Vediamo questa Ewa Johnsén. Già sin dall’inizio si sa, lo avete già appreso dalla presentazione (ma già ve lo immaginavate), che è divorziata. Più precisamente con il poliziotto Hasse Järneklov. Per via di una serie ininterrotta di anni praticamente vuoti. Separazione quasi naturale. Lui prende la sua roba e parte, mentre lei socchiude la porta. Lei tiene l’appartamento e lui la casa al mare. Tutto a posto. Niente litigi o risse furibonde. Meglio così. Capelli biondi, uniforme da convegno Armani (i nostri stilisti si trovano dappertutto). Vino preferito Chardonnay. Da 14 anni fa questo lavoro, ha lavorato alla omicidi, alla narcotici, alla investigativa ed ora nella polizia tributaria. È sovrintendente, un grado sopra commissario. Subito cottarella per Pierre che dice di essere un ladro. “Ewa soffocò l’impulso improvviso di invitarlo a salire”. Ma poi si pente. Svolge con molta cura il suo lavoro. Vuole conoscere più informazioni sul vino dal giornalista Erik Ponti e da Pierre che sono esperti. Non riesce ad inquadrare il collega Muhr con il quale lavora. A volte le sembra “carne a volte pesce”. Brava con il computer. Per scaricare la tensione va in palestra. Ancora non abituata a vivere la nuova vita da separata. Colazione con corn-flakes, passeggiata con jeans e felpa. Di nuovo attratta da Pierre “Al rapido contatto tra la mano di lui e il suo seno sinistro provò quasi una fitta”. Qualche ricordo del passato quando arriva la prima notte di mezza estate. Si butta sul lavoro. Bevicchia. Arriva al terzo bicchiere e alla seconda bottiglia con l’amica Anna Holt ,commissario anche lei (naturalmente separata, ci mancherebbe…) con corpo e movimenti da ballerina. Difende suo marito dall’accusa di razzismo. Discussione con Anna sull’uomo ideale per le poliziotte. Indecisa sulle vacanze accetta con sollievo una chiamata di aiuto di un collega. Rigida etica professionale. La sera prima della partenza per la Corsica lavora fino alle due e mezzo. Rimugina su se stessa. Una donna di mezza età, di buona cultura che si prende una sbandata per uno straniero. “Forse era folle, ma le emozioni erano proprio così, un po’ folli”. Finalmente a pag. 277 ci dà giù di brutto. Borsetta francese, completo Armani (ancora), tacchi alti. Non vuole fare la casalinga.

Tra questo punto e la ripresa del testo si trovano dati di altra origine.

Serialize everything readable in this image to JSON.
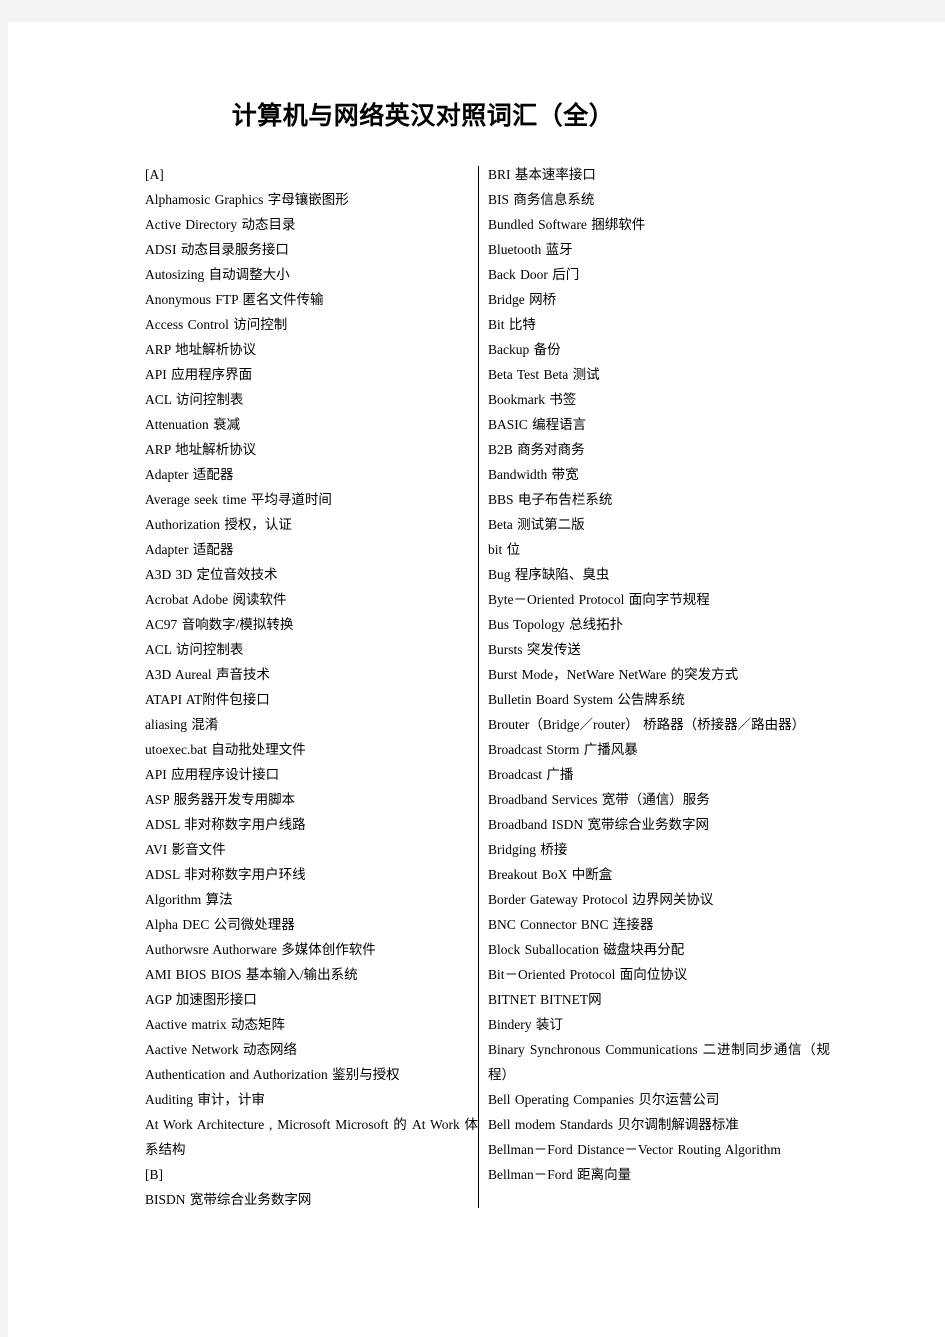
{
  "document": {
    "title": "计算机与网络英汉对照词汇（全）",
    "background_color": "#f4f4f4",
    "page_color": "#ffffff",
    "text_color": "#000000",
    "divider_color": "#000000"
  },
  "columns": {
    "left": {
      "entries": [
        "[A]",
        "Alphamosic Graphics   字母镶嵌图形",
        "Active Directory   动态目录",
        "ADSI  动态目录服务接口",
        "Autosizing   自动调整大小",
        "Anonymous FTP   匿名文件传输",
        "Access Control   访问控制",
        "ARP  地址解析协议",
        "API  应用程序界面",
        "ACL  访问控制表",
        "Attenuation   衰减",
        "ARP  地址解析协议",
        "Adapter  适配器",
        "Average seek time   平均寻道时间",
        "Authorization  授权，认证",
        "Adapter  适配器",
        "A3D 3D 定位音效技术",
        "Acrobat Adobe 阅读软件",
        "AC97  音响数字/模拟转换",
        "ACL  访问控制表",
        "A3D Aureal 声音技术",
        "ATAPI AT附件包接口",
        "aliasing   混淆",
        "utoexec.bat   自动批处理文件",
        "API  应用程序设计接口",
        "ASP  服务器开发专用脚本",
        "ADSL  非对称数字用户线路",
        "AVI  影音文件",
        "ADSL  非对称数字用户环线",
        "Algorithm   算法",
        "Alpha DEC 公司微处理器",
        "Authorwsre Authorware   多媒体创作软件",
        "AMI BIOS BIOS 基本输入/输出系统",
        "AGP  加速图形接口",
        "Aactive matrix   动态矩阵",
        "Aactive Network   动态网络",
        "Authentication and Authorization   鉴别与授权",
        "Auditing  审计，计审",
        "At Work Architecture , Microsoft Microsoft 的 At Work 体系结构",
        "[B]",
        "BISDN  宽带综合业务数字网"
      ]
    },
    "right": {
      "entries": [
        "BRI  基本速率接口",
        "BIS  商务信息系统",
        "Bundled Software   捆绑软件",
        "Bluetooth   蓝牙",
        "Back Door  后门",
        "Bridge   网桥",
        "Bit  比特",
        "Backup  备份",
        "Beta Test Beta 测试",
        "Bookmark  书签",
        "BASIC  编程语言",
        "B2B  商务对商务",
        "Bandwidth  带宽",
        "BBS  电子布告栏系统",
        "Beta  测试第二版",
        "bit  位",
        "Bug  程序缺陷、臭虫",
        "Byte－Oriented Protocol   面向字节规程",
        "Bus Topology   总线拓扑",
        "Bursts  突发传送",
        "Burst Mode，NetWare NetWare 的突发方式",
        "Bulletin Board System   公告牌系统",
        "Brouter（Bridge／router）  桥路器（桥接器／路由器）",
        "Broadcast Storm   广播风暴",
        "Broadcast  广播",
        "Broadband Services   宽带（通信）服务",
        "Broadband ISDN  宽带综合业务数字网",
        "Bridging   桥接",
        "Breakout BoX   中断盒",
        "Border Gateway Protocol   边界网关协议",
        "BNC Connector BNC 连接器",
        "Block Suballocation   磁盘块再分配",
        "Bit－Oriented Protocol   面向位协议",
        "BITNET BITNET网",
        "Bindery  装订",
        "Binary Synchronous Communications   二进制同步通信（规程）",
        "Bell Operating Companies   贝尔运营公司",
        "Bell modem Standards   贝尔调制解调器标准",
        "Bellman－Ford Distance－Vector Routing Algorithm",
        "Bellman－Ford 距离向量"
      ]
    }
  }
}
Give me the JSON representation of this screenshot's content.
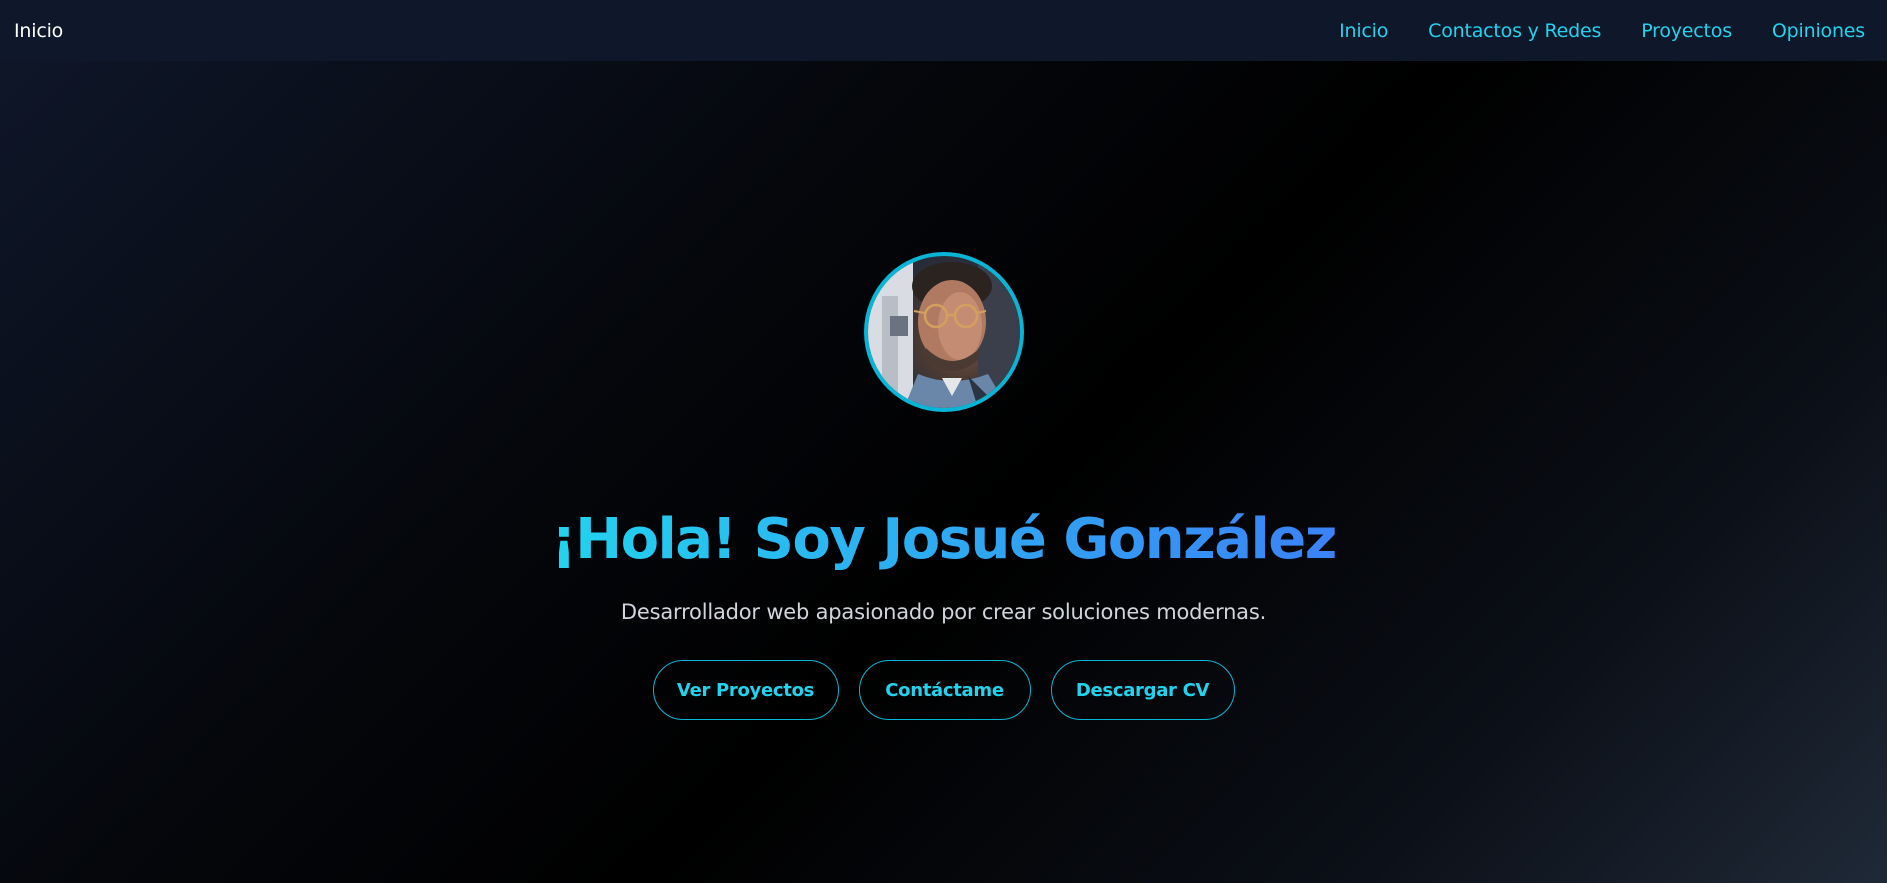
{
  "navbar": {
    "brand": "Inicio",
    "links": [
      {
        "label": "Inicio"
      },
      {
        "label": "Contactos y Redes"
      },
      {
        "label": "Proyectos"
      },
      {
        "label": "Opiniones"
      }
    ]
  },
  "hero": {
    "avatar_icon": "profile-photo",
    "title": "¡Hola! Soy Josué González",
    "subtitle": "Desarrollador web apasionado por crear soluciones modernas.",
    "buttons": [
      {
        "label": "Ver Proyectos"
      },
      {
        "label": "Contáctame"
      },
      {
        "label": "Descargar CV"
      }
    ]
  },
  "colors": {
    "navbar_bg": "#0f172a",
    "accent": "#22d3ee",
    "accent_border": "#06b6d4",
    "title_gradient_start": "#22d3ee",
    "title_gradient_end": "#3b82f6",
    "subtitle": "#d1d5db"
  }
}
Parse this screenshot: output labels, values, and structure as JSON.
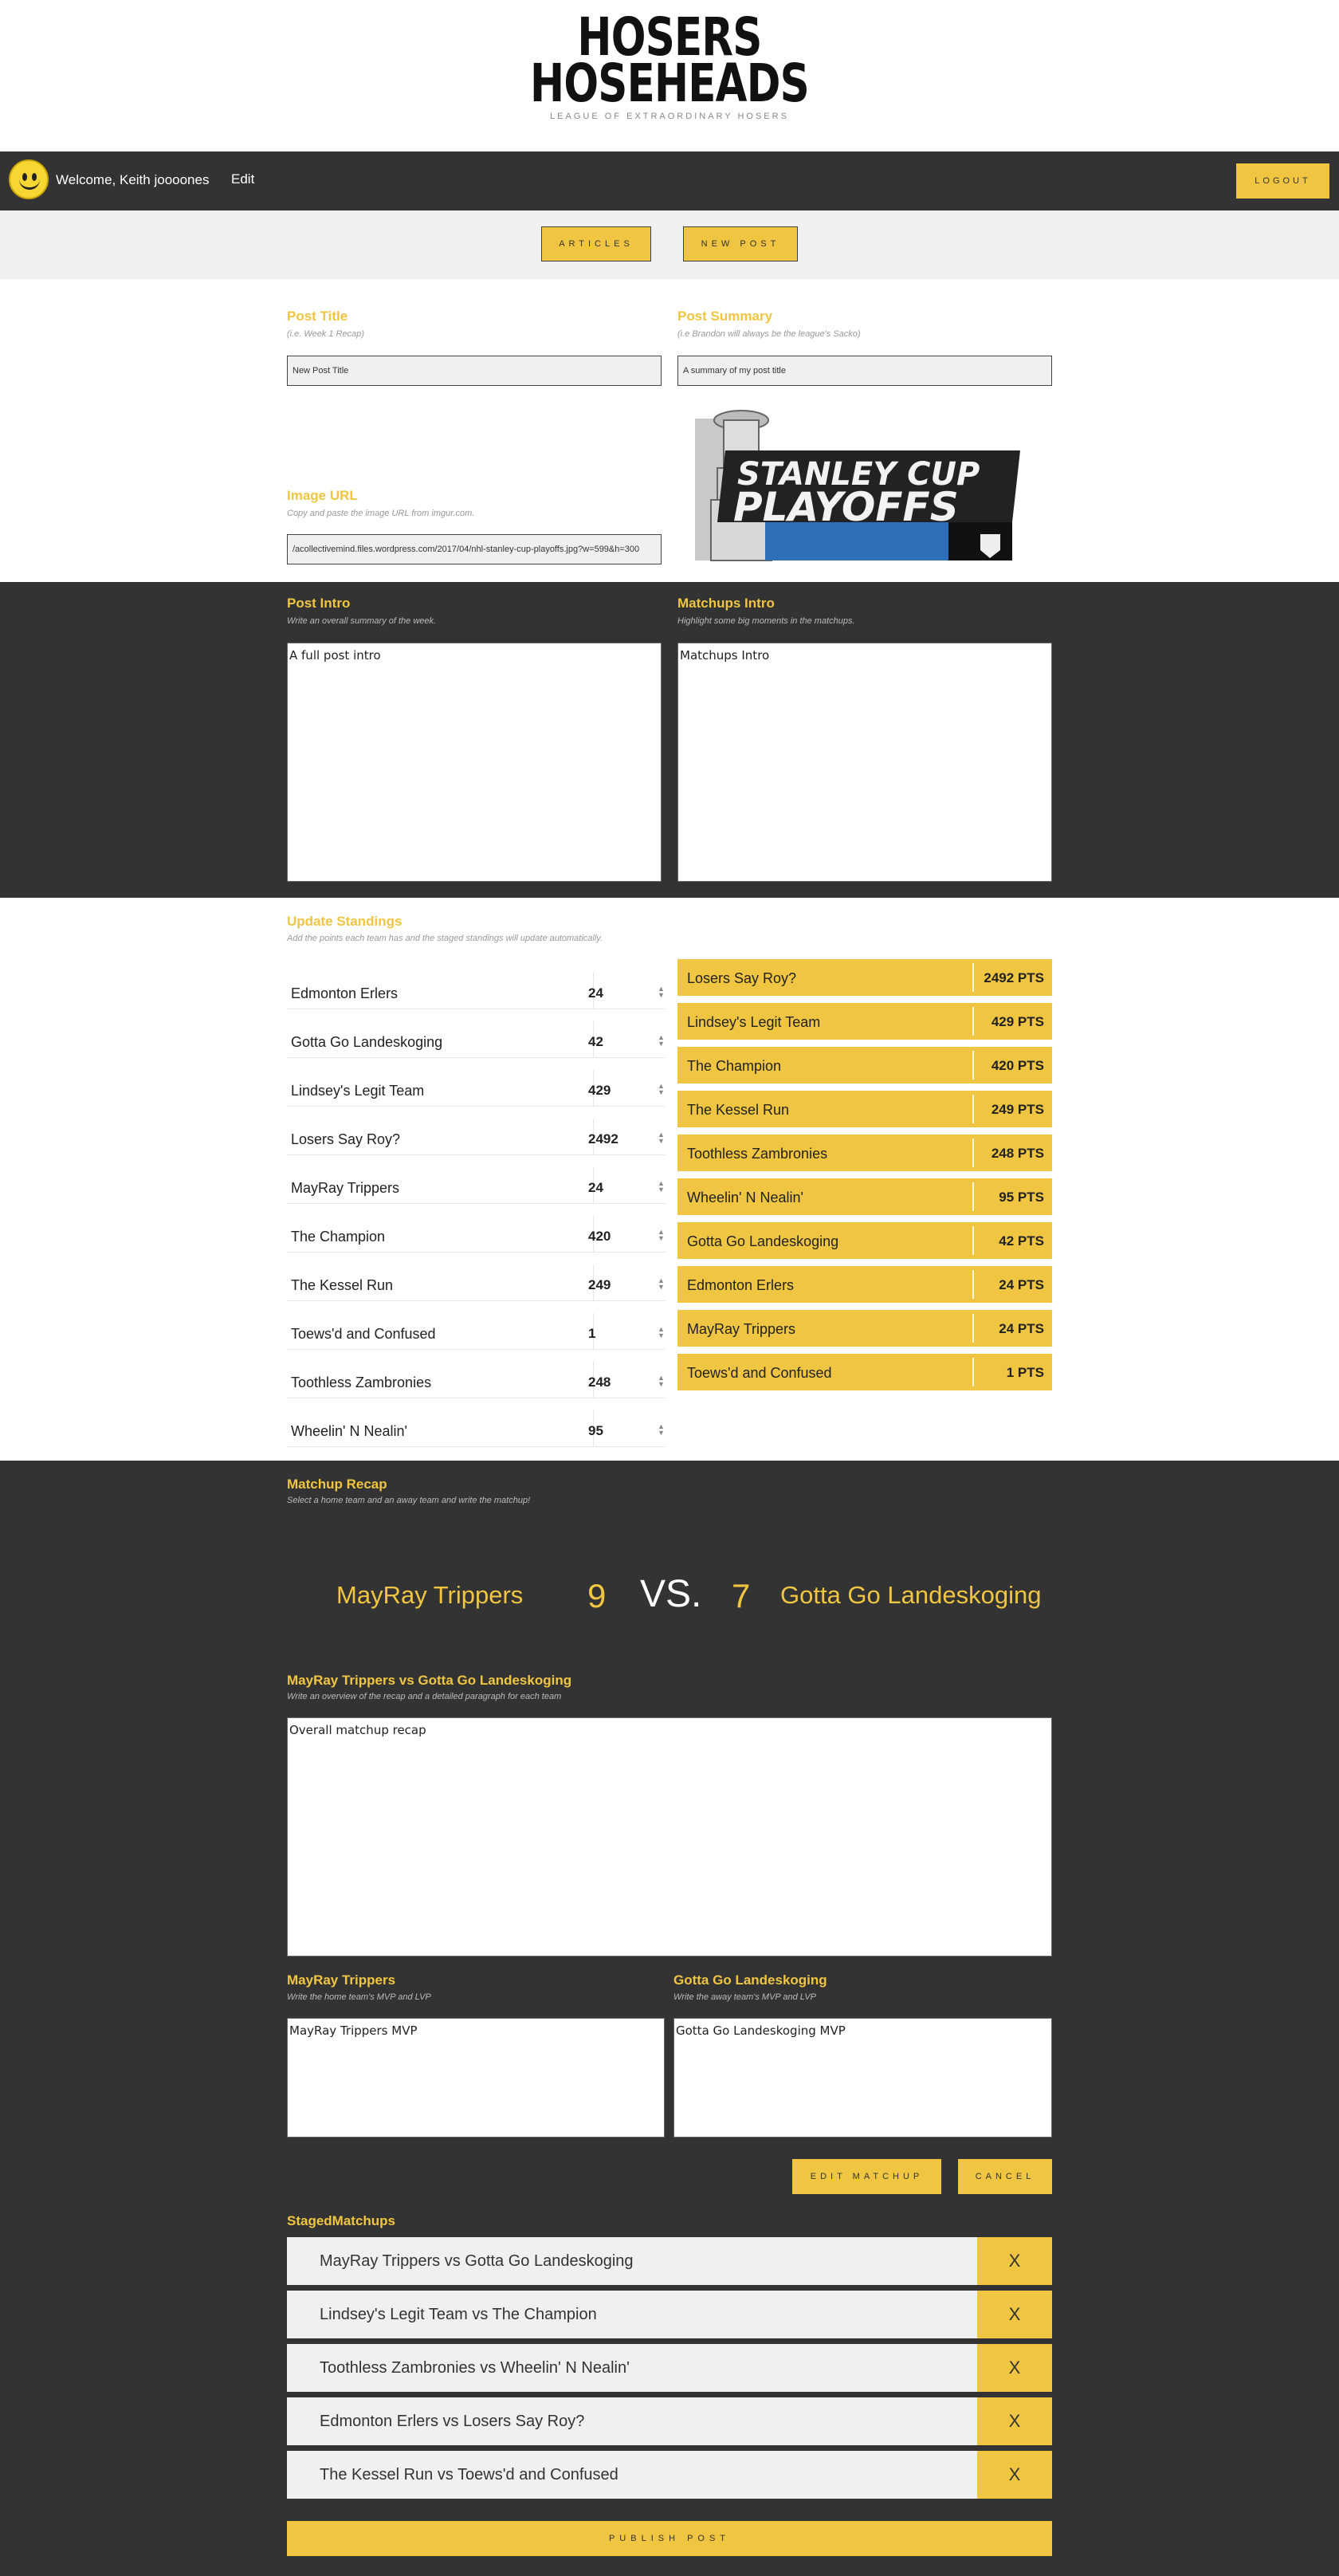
{
  "brand": {
    "line1": "HOSERS",
    "line2": "HOSEHEADS",
    "tagline": "LEAGUE OF EXTRAORDINARY HOSERS"
  },
  "nav": {
    "welcome": "Welcome, Keith joooones",
    "edit": "Edit",
    "logout": "LOGOUT"
  },
  "toolbar": {
    "articles": "ARTICLES",
    "new_post": "NEW POST"
  },
  "post": {
    "title_label": "Post Title",
    "title_hint": "(i.e. Week 1 Recap)",
    "title_value": "New Post Title",
    "summary_label": "Post Summary",
    "summary_hint": "(i.e Brandon will always be the league's Sacko)",
    "summary_value": "A summary of my post title",
    "image_label": "Image URL",
    "image_hint": "Copy and paste the image URL from imgur.com.",
    "image_value": "/acollectivemind.files.wordpress.com/2017/04/nhl-stanley-cup-playoffs.jpg?w=599&h=300",
    "image_text_top": "STANLEY CUP",
    "image_text_bottom": "PLAYOFFS",
    "intro_label": "Post Intro",
    "intro_hint": "Write an overall summary of the week.",
    "intro_value": "A full post intro",
    "matchups_label": "Matchups Intro",
    "matchups_hint": "Highlight some big moments in the matchups.",
    "matchups_value": "Matchups Intro"
  },
  "standings": {
    "label": "Update Standings",
    "hint": "Add the points each team has and the staged standings will update automatically.",
    "inputs": [
      {
        "team": "Edmonton Erlers",
        "points": "24"
      },
      {
        "team": "Gotta Go Landeskoging",
        "points": "42"
      },
      {
        "team": "Lindsey's Legit Team",
        "points": "429"
      },
      {
        "team": "Losers Say Roy?",
        "points": "2492"
      },
      {
        "team": "MayRay Trippers",
        "points": "24"
      },
      {
        "team": "The Champion",
        "points": "420"
      },
      {
        "team": "The Kessel Run",
        "points": "249"
      },
      {
        "team": "Toews'd and Confused",
        "points": "1"
      },
      {
        "team": "Toothless Zambronies",
        "points": "248"
      },
      {
        "team": "Wheelin' N Nealin'",
        "points": "95"
      }
    ],
    "ranked": [
      {
        "team": "Losers Say Roy?",
        "pts": "2492 PTS"
      },
      {
        "team": "Lindsey's Legit Team",
        "pts": "429 PTS"
      },
      {
        "team": "The Champion",
        "pts": "420 PTS"
      },
      {
        "team": "The Kessel Run",
        "pts": "249 PTS"
      },
      {
        "team": "Toothless Zambronies",
        "pts": "248 PTS"
      },
      {
        "team": "Wheelin' N Nealin'",
        "pts": "95 PTS"
      },
      {
        "team": "Gotta Go Landeskoging",
        "pts": "42 PTS"
      },
      {
        "team": "Edmonton Erlers",
        "pts": "24 PTS"
      },
      {
        "team": "MayRay Trippers",
        "pts": "24 PTS"
      },
      {
        "team": "Toews'd and Confused",
        "pts": "1 PTS"
      }
    ]
  },
  "matchup": {
    "label": "Matchup Recap",
    "hint": "Select a home team and an away team and write the matchup!",
    "home_team": "MayRay Trippers",
    "home_score": "9",
    "vs": "VS.",
    "away_score": "7",
    "away_team": "Gotta Go Landeskoging",
    "recap_label": "MayRay Trippers vs Gotta Go Landeskoging",
    "recap_hint": "Write an overview of the recap and a detailed paragraph for each team",
    "recap_value": "Overall matchup recap",
    "home_label": "MayRay Trippers",
    "home_hint": "Write the home team's MVP and LVP",
    "home_value": "MayRay Trippers MVP",
    "away_label": "Gotta Go Landeskoging",
    "away_hint": "Write the away team's MVP and LVP",
    "away_value": "Gotta Go Landeskoging MVP",
    "edit_btn": "EDIT MATCHUP",
    "cancel_btn": "CANCEL"
  },
  "staged": {
    "label": "StagedMatchups",
    "remove": "X",
    "items": [
      "MayRay Trippers vs Gotta Go Landeskoging",
      "Lindsey's Legit Team vs The Champion",
      "Toothless Zambronies vs Wheelin' N Nealin'",
      "Edmonton Erlers vs Losers Say Roy?",
      "The Kessel Run vs Toews'd and Confused"
    ]
  },
  "publish": "PUBLISH POST",
  "colors": {
    "accent": "#f0c541",
    "dark": "#333333",
    "light": "#f0f0f0"
  }
}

Qualche scenetta disgustosa tra cui “Si abbassò i jeans, si infilò una bottiglia di vodka nel sedere e la agitò ben bene in modo da farne entrare almeno due cicchetti, poi si portò la bottiglia alla bocca e bevve tra le grida di giubilo misto a disgusto dei presenti” (naturalmente non si tratta di Ewa). Da inserire nel libro BloodyArt di Pablo Echaurren, Edizioni Fernandel 2006. Ci farebbe la sua bella figura.
Anche un’idea sfiziosa. Un’isola dei famosi in cui gli ultimi due classificati devono sfidarsi all’ultimo sangue. Nel sultanato di Muscat e Oman dove tutto è permesso. Tra poco lo sarà anche da qualche altra parte.